The Savior was never too tired, too hungry, or too uncomfortable to help another.
This week in my Spanish class, we watched Don Quixote, Knight Errant (2002), a film adaptation of Miguel de Cervantes’ classic novel. Although the director Manuel Gutiérrez Aragón took great liberty in reshaping the dialogue and storyline into a feasible movie, the message and style of the film remained true to the original book.
As we neared the end of the movie, I watched as Don Quixote meets his final foe, the Knight of the White Moon. As the Knight approaches, Quixote sits feebly on the shore of the beach, clearly wounded, out of breath, and bleeding from his forehead. His squire, Sancho Panza, crouches behind him, supporting him so that he will not collapse.

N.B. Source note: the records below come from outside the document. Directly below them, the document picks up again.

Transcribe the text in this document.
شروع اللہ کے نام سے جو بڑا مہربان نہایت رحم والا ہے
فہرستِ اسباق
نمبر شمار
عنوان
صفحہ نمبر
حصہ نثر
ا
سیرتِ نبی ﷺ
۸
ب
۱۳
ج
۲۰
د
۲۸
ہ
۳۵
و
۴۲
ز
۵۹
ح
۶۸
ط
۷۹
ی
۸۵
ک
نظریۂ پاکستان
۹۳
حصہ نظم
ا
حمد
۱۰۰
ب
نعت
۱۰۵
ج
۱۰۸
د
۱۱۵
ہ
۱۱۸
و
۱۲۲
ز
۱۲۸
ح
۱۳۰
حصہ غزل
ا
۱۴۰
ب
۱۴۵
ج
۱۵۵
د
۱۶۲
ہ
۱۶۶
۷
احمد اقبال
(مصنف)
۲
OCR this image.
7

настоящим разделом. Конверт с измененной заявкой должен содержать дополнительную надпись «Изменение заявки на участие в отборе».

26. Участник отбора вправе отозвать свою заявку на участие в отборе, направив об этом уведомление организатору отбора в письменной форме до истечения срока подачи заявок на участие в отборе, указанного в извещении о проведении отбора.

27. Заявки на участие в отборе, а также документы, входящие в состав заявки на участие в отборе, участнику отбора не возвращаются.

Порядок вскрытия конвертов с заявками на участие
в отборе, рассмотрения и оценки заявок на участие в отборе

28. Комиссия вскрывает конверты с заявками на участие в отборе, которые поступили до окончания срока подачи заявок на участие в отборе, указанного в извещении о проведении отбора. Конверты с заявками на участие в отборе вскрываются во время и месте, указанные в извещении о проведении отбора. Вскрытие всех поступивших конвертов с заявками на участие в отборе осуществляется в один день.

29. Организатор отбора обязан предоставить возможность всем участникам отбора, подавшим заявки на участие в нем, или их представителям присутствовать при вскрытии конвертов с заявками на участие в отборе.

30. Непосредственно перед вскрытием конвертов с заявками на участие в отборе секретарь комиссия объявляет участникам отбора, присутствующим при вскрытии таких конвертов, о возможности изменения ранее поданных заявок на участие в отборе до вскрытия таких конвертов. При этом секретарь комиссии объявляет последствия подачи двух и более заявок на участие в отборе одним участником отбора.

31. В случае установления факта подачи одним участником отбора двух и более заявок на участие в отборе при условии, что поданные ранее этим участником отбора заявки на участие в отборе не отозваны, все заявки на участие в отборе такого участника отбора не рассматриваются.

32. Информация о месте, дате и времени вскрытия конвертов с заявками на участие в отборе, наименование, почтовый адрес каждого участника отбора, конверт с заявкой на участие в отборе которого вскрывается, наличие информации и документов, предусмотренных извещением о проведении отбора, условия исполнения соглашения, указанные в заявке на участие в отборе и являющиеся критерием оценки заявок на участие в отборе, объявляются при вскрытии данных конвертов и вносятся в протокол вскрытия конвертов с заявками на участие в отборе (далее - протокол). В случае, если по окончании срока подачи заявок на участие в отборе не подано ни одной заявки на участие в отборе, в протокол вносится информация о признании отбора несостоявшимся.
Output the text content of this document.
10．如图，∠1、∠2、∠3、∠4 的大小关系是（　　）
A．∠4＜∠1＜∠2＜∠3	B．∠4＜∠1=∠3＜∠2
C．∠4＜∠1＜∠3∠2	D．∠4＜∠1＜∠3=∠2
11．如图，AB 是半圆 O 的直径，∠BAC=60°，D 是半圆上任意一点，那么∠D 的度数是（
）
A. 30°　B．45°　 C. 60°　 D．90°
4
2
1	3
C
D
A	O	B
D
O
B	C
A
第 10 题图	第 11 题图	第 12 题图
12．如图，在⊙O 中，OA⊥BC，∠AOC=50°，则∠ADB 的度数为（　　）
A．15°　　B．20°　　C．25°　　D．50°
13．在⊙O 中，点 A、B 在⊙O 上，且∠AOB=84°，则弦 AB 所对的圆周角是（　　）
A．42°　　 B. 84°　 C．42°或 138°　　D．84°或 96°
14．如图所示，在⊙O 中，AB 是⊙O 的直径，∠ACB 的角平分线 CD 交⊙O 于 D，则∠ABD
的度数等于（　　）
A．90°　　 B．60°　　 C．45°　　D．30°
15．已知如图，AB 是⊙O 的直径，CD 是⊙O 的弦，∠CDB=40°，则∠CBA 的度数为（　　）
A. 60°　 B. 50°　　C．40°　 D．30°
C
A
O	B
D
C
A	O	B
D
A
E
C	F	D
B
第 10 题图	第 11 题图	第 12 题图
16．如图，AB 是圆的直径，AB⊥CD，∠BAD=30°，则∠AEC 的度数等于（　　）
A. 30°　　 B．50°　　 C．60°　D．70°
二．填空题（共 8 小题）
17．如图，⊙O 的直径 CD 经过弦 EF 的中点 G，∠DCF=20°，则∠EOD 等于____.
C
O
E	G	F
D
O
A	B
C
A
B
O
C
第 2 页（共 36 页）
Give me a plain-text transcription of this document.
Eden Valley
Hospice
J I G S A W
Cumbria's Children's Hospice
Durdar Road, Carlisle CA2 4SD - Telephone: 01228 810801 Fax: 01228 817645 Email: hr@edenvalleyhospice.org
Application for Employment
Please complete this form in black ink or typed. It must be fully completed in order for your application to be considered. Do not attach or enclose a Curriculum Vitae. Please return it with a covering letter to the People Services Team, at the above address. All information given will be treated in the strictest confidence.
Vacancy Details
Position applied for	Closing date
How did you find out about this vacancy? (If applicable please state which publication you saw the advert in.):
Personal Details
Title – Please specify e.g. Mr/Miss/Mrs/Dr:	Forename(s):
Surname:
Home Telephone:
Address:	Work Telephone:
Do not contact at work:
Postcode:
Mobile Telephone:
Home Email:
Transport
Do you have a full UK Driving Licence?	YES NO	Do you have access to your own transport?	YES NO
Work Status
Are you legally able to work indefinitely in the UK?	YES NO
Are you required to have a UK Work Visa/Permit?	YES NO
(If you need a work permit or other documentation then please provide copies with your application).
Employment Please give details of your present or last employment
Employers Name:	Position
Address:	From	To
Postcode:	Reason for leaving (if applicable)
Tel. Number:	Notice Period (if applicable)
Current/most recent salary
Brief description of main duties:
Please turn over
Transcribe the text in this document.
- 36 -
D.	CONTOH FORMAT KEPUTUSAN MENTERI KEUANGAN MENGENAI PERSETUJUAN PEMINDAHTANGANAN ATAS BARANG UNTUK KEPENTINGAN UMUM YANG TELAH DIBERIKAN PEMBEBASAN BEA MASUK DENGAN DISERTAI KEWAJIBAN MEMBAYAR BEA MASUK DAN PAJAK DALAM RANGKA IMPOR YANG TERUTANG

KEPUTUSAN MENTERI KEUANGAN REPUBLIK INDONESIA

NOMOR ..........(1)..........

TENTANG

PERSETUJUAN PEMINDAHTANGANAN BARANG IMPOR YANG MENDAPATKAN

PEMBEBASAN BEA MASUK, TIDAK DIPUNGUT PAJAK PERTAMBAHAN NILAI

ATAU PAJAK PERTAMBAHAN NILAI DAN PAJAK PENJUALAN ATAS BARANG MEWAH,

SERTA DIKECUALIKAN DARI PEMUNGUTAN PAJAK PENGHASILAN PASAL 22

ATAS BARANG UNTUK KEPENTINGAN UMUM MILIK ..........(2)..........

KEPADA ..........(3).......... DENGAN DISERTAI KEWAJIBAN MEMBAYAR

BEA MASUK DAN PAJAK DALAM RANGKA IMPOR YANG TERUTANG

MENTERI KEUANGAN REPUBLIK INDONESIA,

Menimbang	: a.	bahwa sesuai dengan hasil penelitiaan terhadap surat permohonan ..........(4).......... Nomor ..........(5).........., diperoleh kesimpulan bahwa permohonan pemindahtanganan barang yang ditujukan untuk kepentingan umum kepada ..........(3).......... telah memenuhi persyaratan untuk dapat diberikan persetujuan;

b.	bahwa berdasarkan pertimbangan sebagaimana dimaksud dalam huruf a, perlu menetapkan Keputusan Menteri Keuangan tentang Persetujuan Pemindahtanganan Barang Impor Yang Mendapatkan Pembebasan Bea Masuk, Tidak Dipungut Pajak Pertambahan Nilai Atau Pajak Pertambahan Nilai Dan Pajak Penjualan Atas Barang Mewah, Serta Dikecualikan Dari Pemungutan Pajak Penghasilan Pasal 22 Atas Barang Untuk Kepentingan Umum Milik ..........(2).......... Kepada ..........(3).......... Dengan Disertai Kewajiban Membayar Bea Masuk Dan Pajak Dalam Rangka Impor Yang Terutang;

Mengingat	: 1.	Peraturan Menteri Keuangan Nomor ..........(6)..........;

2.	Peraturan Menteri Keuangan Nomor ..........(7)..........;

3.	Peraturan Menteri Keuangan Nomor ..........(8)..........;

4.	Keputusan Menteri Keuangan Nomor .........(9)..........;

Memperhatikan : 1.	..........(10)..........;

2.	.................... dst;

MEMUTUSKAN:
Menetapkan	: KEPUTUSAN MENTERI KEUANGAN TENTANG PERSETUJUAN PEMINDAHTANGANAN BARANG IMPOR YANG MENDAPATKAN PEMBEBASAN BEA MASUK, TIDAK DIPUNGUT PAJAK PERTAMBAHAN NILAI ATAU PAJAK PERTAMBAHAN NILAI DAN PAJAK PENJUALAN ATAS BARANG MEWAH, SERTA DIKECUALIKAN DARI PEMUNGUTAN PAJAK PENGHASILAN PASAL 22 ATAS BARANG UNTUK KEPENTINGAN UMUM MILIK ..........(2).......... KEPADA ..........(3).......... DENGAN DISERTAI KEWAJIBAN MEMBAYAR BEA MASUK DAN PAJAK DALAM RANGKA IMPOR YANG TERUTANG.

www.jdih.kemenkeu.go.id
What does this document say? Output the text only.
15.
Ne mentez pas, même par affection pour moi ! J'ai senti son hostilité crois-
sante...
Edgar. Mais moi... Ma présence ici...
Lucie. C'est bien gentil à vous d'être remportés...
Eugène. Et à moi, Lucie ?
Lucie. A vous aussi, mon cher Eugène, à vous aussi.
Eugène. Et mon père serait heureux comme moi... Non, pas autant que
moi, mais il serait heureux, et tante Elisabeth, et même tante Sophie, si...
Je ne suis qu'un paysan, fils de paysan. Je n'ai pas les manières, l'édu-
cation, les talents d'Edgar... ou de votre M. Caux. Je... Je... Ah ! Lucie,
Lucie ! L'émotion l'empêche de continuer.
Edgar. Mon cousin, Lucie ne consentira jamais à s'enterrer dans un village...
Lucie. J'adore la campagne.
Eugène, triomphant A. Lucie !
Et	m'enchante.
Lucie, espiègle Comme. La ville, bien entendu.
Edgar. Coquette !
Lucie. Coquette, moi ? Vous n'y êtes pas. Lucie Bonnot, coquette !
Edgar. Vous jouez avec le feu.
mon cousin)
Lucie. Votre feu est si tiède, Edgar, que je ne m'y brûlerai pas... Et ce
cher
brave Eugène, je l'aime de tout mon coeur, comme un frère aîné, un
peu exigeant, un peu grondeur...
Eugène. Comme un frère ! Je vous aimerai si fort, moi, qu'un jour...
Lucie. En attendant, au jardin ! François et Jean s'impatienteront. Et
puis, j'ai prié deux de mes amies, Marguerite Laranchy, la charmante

As if to talk him out of accepting the dual, Sancho tells Quixote, “Look, master, we’ve not rested nor dined, and it seems we’re not to breakfast either.”
In that moment, Don Quixote gathers his strength, sits up, and replies resolutely:
“The fatigue of traveling, the prolonged hunger, and the unknown territory might serve as an excuse for another, but not for me.”
As I heard those words, my thoughts were turned to the Savior Jesus Christ, who might have uttered those same words as he took upon Himself our sins in Gethsemane. Did He not have a reasonable excuse to stop the impending suffering?
He did, but instead he stated, “nevertheless not my will, but thine, be done” (Luke 22:42).
My heart was instantly filled with love for “He [who] gave His life to atone for the sins of all mankind” (The Living Christ, 2000). The Savior was never too tired, too hungry, or too uncomfortable to help another. Often we sing in hymn,
His precious blood he freely spilt;
His life he freely gave,
A sinless sacrifice for guilt,
A dying world to save.
My friends, may we ever remember the great atoning sacrifice of our Savior that rescues us from our own Knights of the White Moon. As we remember and express gratitude for Him, we will draw closer to heaven and we will find great peace.
May we ever reverence Him through whom we receive our Salvation: the King of Kings, the Knight of Knights, the Savior of the World.